Showing $K$ is convex:
Suppose $u,v\in K$. Consider $t\in\mathbb{R}$, then,
\begin{align}
tv+(1-t)u=t(v-u)+u.
\end{align}
Take $\tilde{g}$ as before, then
\begin{align}
t(v-u)+u-\tilde{g}=t(v-\tilde{g})-t(u-\tilde{g})+(u-\tilde{g})\in H_{0}^{1}(\Omega),
\end{align}
since $H^{1}_{0}(\Omega)$ is a linear space.

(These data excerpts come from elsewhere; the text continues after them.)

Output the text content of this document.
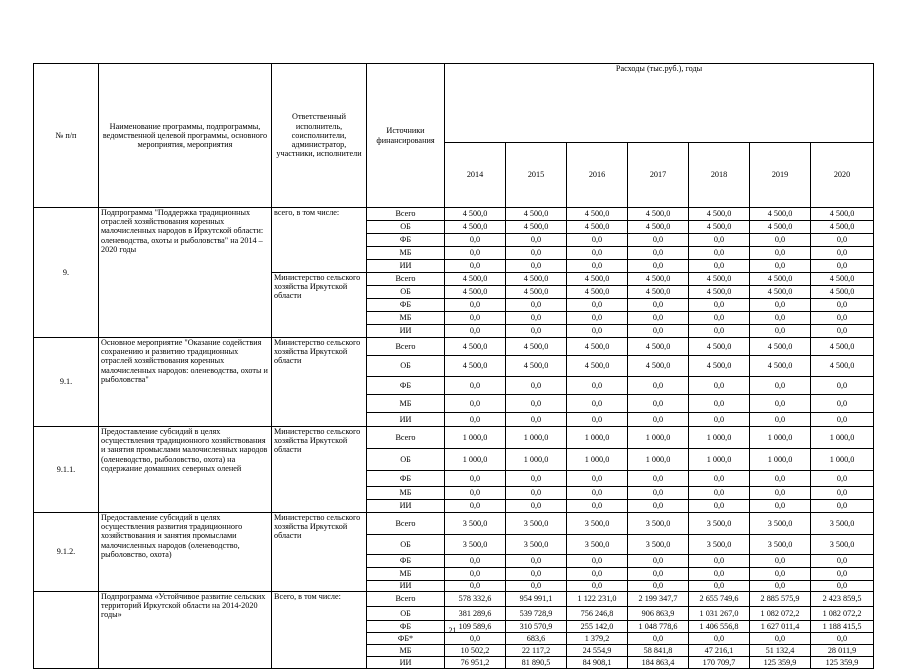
№ п/п	Наименование программы, подпрограммы, ведомственной целевой программы, основного мероприятия, мероприятия	Ответственный исполнитель, соисполнители, администратор, участники, исполнители	Источники финансирования	Расходы (тыс.руб.), годы						
				2014	2015	2016	2017	2018	2019	2020
9.	Подпрограмма "Поддержка традиционных отраслей хозяйствования коренных малочисленных народов в Иркутской области: оленеводства, охоты и рыболовства" на 2014 – 2020 годы	всего, в том числе:	Всего	4 500,0	4 500,0	4 500,0	4 500,0	4 500,0	4 500,0	4 500,0
			ОБ	4 500,0	4 500,0	4 500,0	4 500,0	4 500,0	4 500,0	4 500,0
			ФБ	0,0	0,0	0,0	0,0	0,0	0,0	0,0
			МБ	0,0	0,0	0,0	0,0	0,0	0,0	0,0
			ИИ	0,0	0,0	0,0	0,0	0,0	0,0	0,0
		Министерство сельского хозяйства Иркутской области	Всего	4 500,0	4 500,0	4 500,0	4 500,0	4 500,0	4 500,0	4 500,0
			ОБ	4 500,0	4 500,0	4 500,0	4 500,0	4 500,0	4 500,0	4 500,0
			ФБ	0,0	0,0	0,0	0,0	0,0	0,0	0,0
			МБ	0,0	0,0	0,0	0,0	0,0	0,0	0,0
			ИИ	0,0	0,0	0,0	0,0	0,0	0,0	0,0
9.1.	Основное мероприятие "Оказание содействия сохранению и развитию традиционных отраслей хозяйствования коренных малочисленных народов: оленеводства, охоты и рыболовства"	Министерство сельского хозяйства Иркутской области	Всего	4 500,0	4 500,0	4 500,0	4 500,0	4 500,0	4 500,0	4 500,0
			ОБ	4 500,0	4 500,0	4 500,0	4 500,0	4 500,0	4 500,0	4 500,0
			ФБ	0,0	0,0	0,0	0,0	0,0	0,0	0,0
			МБ	0,0	0,0	0,0	0,0	0,0	0,0	0,0
			ИИ	0,0	0,0	0,0	0,0	0,0	0,0	0,0
9.1.1.	Предоставление субсидий в целях осуществления традиционного хозяйствования и занятия промыслами малочисленных народов (оленеводство, рыболовство, охота) на содержание домашних северных оленей	Министерство сельского хозяйства Иркутской области	Всего	1 000,0	1 000,0	1 000,0	1 000,0	1 000,0	1 000,0	1 000,0
			ОБ	1 000,0	1 000,0	1 000,0	1 000,0	1 000,0	1 000,0	1 000,0
			ФБ	0,0	0,0	0,0	0,0	0,0	0,0	0,0
			МБ	0,0	0,0	0,0	0,0	0,0	0,0	0,0
			ИИ	0,0	0,0	0,0	0,0	0,0	0,0	0,0
9.1.2.	Предоставление субсидий в целях осуществления развития традиционного хозяйствования и занятия промыслами малочисленных народов (оленеводство, рыболовство, охота)	Министерство сельского хозяйства Иркутской области	Всего	3 500,0	3 500,0	3 500,0	3 500,0	3 500,0	3 500,0	3 500,0
			ОБ	3 500,0	3 500,0	3 500,0	3 500,0	3 500,0	3 500,0	3 500,0
			ФБ	0,0	0,0	0,0	0,0	0,0	0,0	0,0
			МБ	0,0	0,0	0,0	0,0	0,0	0,0	0,0
			ИИ	0,0	0,0	0,0	0,0	0,0	0,0	0,0
	Подпрограмма «Устойчивое развитие сельских территорий Иркутской области на 2014-2020 годы»	Всего, в том числе:	Всего	578 332,6	954 991,1	1 122 231,0	2 199 347,7	2 655 749,6	2 885 575,9	2 423 859,5
			ОБ	381 289,6	539 728,9	756 246,8	906 863,9	1 031 267,0	1 082 072,2	1 082 072,2
			ФБ	109 589,6	310 570,9	255 142,0	1 048 778,6	1 406 556,8	1 627 011,4	1 188 415,5
			ФБ*	0,0	683,6	1 379,2	0,0	0,0	0,0	0,0
			МБ	10 502,2	22 117,2	24 554,9	58 841,8	47 216,1	51 132,4	28 011,9
			ИИ	76 951,2	81 890,5	84 908,1	184 863,4	170 709,7	125 359,9	125 359,9
21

Hence $tv+(1-t)u\in K$ for $t\in [0,1]$.
Best Answer
To show that $K$ is independent of the choice of extension $\tilde{g}$, consider another extension $\hat{g}\in H^1(\Omega)\cap C(\overline{\Omega})$ with $\hat{g}=g$ on $\partial\Omega$. Put $$ \hat{K}:=\{v \in H^1(\Omega)\ |\ v-\hat{g}\in H^1_0(\Omega) \}. $$
We have to verify that $K=\hat{K}$. To this end consider $v\in K$. Then $v-\tilde{g}\in H^1_0(\Omega)$. From Theorem 9.17 we deduce that also $\hat{g}-\tilde{g}\in H^1_0(\Omega)$. Since $H^1_0(\Omega)$ is a linear space, we obtain $$ v-\hat{g} = v- \tilde{g} + (\tilde{g}-\hat{g}) \in H^1_0(\Omega). $$ Consequently, $v\in\hat{K}$. We conclude $K\subset\hat{K}$. The opposite inclusion follows by a similar argument, and we thus obtain $K=\hat{K}$.